In part three, I will cover the complication that powering down adds, requiring an average of 13-weeks of price data from the future to value SP currently, providing another reason why "valuation at the time of acquiring" is nonsensical.

In part four, I hope to give my own take on a fair way to file one's Steemit taxes. Those that I haven't yet bored to tears will hear all about the excitement of "qualified dividends being taxed at the capital gains rate".

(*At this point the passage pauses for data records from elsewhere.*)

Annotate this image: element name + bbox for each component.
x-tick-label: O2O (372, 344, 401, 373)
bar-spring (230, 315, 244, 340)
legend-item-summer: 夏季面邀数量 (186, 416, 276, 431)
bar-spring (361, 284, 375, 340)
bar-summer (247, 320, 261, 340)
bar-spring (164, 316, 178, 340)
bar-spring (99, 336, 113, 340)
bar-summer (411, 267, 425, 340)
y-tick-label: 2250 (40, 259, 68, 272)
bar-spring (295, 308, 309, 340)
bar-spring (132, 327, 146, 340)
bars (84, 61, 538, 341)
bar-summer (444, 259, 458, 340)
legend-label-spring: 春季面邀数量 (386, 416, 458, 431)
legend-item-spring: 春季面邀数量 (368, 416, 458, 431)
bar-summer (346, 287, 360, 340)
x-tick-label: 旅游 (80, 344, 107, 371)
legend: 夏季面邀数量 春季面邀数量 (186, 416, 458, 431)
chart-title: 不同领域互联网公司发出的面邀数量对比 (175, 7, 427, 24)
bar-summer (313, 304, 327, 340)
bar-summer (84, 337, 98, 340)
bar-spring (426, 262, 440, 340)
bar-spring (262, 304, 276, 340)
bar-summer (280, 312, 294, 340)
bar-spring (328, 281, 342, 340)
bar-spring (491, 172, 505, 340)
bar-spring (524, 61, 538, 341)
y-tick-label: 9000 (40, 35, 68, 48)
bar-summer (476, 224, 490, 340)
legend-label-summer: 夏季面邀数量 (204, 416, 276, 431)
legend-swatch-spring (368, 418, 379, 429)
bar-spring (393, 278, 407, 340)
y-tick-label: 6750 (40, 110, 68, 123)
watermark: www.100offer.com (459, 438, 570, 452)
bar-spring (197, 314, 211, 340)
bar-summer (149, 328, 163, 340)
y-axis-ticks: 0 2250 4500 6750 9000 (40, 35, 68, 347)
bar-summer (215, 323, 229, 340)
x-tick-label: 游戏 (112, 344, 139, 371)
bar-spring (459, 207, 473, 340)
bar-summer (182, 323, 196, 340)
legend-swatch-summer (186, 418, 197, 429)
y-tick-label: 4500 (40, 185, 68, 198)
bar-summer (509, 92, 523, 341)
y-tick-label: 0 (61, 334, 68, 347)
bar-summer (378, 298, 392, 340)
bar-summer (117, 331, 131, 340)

IMPORTANT NOTE: I do not advise making tax decisions based on this post. The IRS is an unconstitutional organization that most closely resembles the authority of a fascist state. You are guilty until proven innocent. You don't want to be a trend-setter in this area unless you have a legal team. I expect that whoever blazes the courtroom trail using these arguments will be bullied and potentially jailed. You must maintain a consistent tax reporting strategy that is internally logical and consistent if you wish to rely on the "good faith" clause to avoid penalties in the future:

"IRC 6664(c) provides a reasonable cause exception to the penalties under IRC 6662 and IRC 6663 where the taxpayer had reasonable cause and the taxpayer acted in good faith. The reasonable cause exception in IRC 6664(c) applies to all of the components of the accuracy-related penalty on underpayments and the fraud penalty, except for any portion of an underpayment that is attributable to one or more transactions lacking economic substance as described in IRC 6662(b)(6), or that is attributable to a gross valuation overstatement with respect to charitable deduction property. In addition, there are special reasonable cause rules outlined in IRC 6664(c)(3) for certain substantial valuation overstatements."

Tag @exyle, you're it! Sorry it took so long and I copped out by 4-part'ing it.

IMPORTANT NOTE AGAIN: I AM NOT A PRACTICING ACCOUNTANT. YOUR TAXING AUTHORITY IS PRACTICALLY ABOVE THE LAW. PROCEED AT YOUR OWN RISK WITH ALL TAX LIABILITY REDUCTION STRATEGIES. DO NOT BE THE GUY IN JAIL BECAUSE SOME DUDE WITH A LINK TO A FUTURAMA CLIP RANTED ABOUT TAXES TO YOU ON SOCIAL MEDIA. YOU CAN'T "FIGHT THE MAN" FROM PRISON.